Copenhagen Police have appealed for witnesses to come forward as they began investigation into the course of events involving the submarine.

“We would like to make contact with witnesses who have either seen the submarine with the two persons leave the harbour around 19:00 or have observed the submarine and its crew approach the tip of Refshaleøen at around 22:30. We would additionally like to speak with possible witnesses that may have seen the Swedish woman after 22:30 on Thursday evening. Out of consideration to the further investigation of this case, we have nothing to add at this stage,” deputy chief inspector Jens Møller Jensen said in the police statement issued Friday evening.

Meanwhile, the owner of a restaurant on the Refshaleøen island told the Danish tabloid Ekstra Bladet that security camera footage from his premises existed.

Such footage may help to show whether or not Wall returned to land after leaving on board the submarine.

"We have video surveillance over our entire area.
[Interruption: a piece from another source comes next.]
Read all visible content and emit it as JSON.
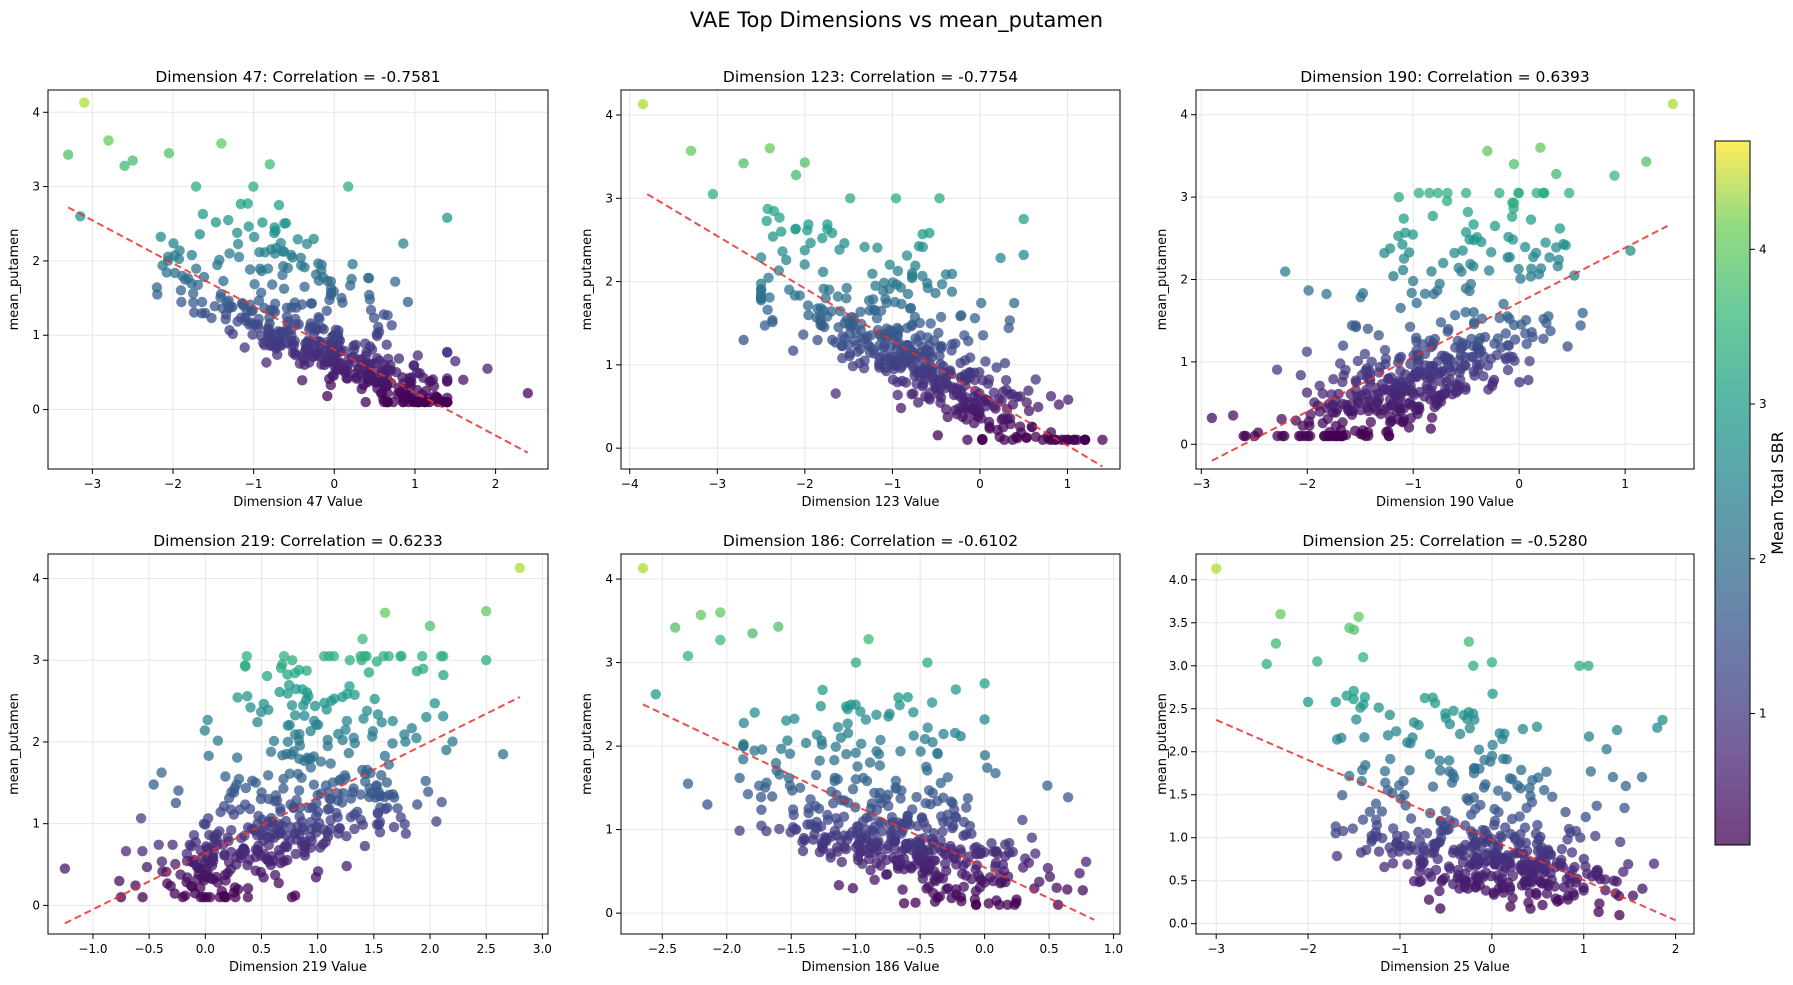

We hope that it can help solve this little mystery," the restaurant owner, Bo Petersen, told Ekstra Bladet.

Petersen told the newspaper that Copenhagen Police had contacted him to ask whether his restaurant had security cameras, something the restaurant owner was able to confirm.

Although he has watched the recording, Petersen said that he would prefer to leave assessment of it to police.

"I don't want to say anything about [who can be seen on the video]. I'll leave it up to police to answer that," he said.

Submarine disappearance timeline: What we know so far

Thursday 7pm: The submarine, crewed by its owner Peter Madsen and a Swedish journalist, sails from the Refshaleøen island harbour near Copenhagen.

Thursday 8:30pm: Denmark military authorities receive a message from a cruise ship that observed the submarine sail out of Copenhagen Harbour, according to a DR report.

Friday 2:30am: The partner of the Swedish woman reports that the craft is missing. The Danish Defence Command (Værnsfælles Forsvarskommando) begins searching for the submarine.

Friday 10:30am: The submarine is sighted in Køge Bay. Radio contact is made and the owner says he is setting course to Copenhagen, and that the submarine has technical problems.

Friday 11:00am: The owner is recovered by a private boat, but there is no sign of the second crew member. The owner is sailed to land at Dragør Harbour.

Friday afternoon: Police in Sweden state that a missing person alert issued during the morning pertains to the woman on board the submarine and remains in place, reports Swedish news agency TT.

Friday 5:44pm: Copenhagen police announce through a press statement that the owner of the Nautilus has been charged over the woman’s death. Police divers have located the sunken submarine but have not yet gained access to it.

Saturday afternoon: Madsen is remanded in custody for 24 days by Copenhagen City Court as work to raise the submarine begins and the identity of the woman emerges as journalist Kim Wall, after her family contacts Danish media.